In the solitude of my winter kitchen, I am making Shepherd’s pie.

I first encountered Shepherd’s pie on a college exchange program in London. Along with a book and a beer, it would accompany my late afternoon pub study sessions. There, its meat was adorned with carrots, peas, and corn—vegetables bought from the frozen section of the local Sainsbury’s. When my months in England finished, the recipe came back with me over the Atlantic. I made it all the time as a graduate student in New England. Once, I prepared it for Easter dinner, replacing carrots, peas, and corn with lamb, leeks, and mushrooms. As the soft, spring air seeped in through an open kitchen window, I stirred milk into a pot of mashed potatoes as two dear friends sat at the kitchen table, cutting leaks and mushrooms. After I emptied the pot’s contents, they asked if they could have it. I gave them the pot, and, with spoons in hand they began to scrape it clean, turning a pair of thirty-year-olds back into children.

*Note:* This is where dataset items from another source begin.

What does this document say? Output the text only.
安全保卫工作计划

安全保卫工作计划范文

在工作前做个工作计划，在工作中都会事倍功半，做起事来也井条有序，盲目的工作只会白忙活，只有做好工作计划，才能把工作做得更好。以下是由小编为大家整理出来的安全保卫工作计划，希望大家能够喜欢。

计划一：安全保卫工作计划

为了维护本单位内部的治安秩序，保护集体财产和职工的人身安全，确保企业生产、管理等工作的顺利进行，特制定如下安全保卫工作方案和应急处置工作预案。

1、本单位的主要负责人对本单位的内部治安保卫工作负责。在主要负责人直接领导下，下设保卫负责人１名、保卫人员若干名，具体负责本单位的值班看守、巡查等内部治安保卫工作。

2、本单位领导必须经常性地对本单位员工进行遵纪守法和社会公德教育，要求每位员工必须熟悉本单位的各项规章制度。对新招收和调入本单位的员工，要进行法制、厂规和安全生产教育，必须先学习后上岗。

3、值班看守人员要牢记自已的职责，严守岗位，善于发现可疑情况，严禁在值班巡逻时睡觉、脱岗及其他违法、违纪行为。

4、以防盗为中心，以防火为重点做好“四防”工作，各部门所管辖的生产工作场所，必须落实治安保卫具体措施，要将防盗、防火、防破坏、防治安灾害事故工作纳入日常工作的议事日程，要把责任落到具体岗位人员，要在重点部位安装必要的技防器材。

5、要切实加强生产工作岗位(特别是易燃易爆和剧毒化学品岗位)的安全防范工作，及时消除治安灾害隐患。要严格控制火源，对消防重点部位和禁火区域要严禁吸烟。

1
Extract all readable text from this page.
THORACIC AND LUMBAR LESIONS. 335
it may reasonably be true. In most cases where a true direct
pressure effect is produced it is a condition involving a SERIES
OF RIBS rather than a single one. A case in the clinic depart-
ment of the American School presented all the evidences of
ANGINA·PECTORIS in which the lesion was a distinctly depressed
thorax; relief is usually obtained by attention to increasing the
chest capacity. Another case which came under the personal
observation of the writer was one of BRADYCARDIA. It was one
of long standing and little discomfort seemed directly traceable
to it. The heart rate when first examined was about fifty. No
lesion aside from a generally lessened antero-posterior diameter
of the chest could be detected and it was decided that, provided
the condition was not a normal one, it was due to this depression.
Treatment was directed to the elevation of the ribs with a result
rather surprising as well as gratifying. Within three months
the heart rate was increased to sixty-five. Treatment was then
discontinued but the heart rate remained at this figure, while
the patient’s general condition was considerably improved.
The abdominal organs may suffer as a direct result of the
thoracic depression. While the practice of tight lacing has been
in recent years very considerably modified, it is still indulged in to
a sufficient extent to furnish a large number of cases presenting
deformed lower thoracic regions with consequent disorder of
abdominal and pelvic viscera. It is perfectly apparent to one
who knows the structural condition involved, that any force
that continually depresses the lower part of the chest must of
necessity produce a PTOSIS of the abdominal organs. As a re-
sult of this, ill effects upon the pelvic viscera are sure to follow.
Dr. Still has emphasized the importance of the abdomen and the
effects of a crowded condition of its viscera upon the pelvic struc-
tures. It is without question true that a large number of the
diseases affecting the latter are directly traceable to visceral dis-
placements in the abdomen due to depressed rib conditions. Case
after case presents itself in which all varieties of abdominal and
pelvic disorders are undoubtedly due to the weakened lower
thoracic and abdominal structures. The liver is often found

Inside the warmth of an oven-heated kitchen, stiff white peaks swirl and form as I stir milk into a pot of mashed potatoes.

No soft spring air seeps in through my current kitchen window. Outside, snow still falls to the ground—swirling out over green grass and brown, shriveled leaves. In my silent kitchen, I am far from an English pub and I am far from my friends.

But, the Shepherd’s pie I now make draws their memory close.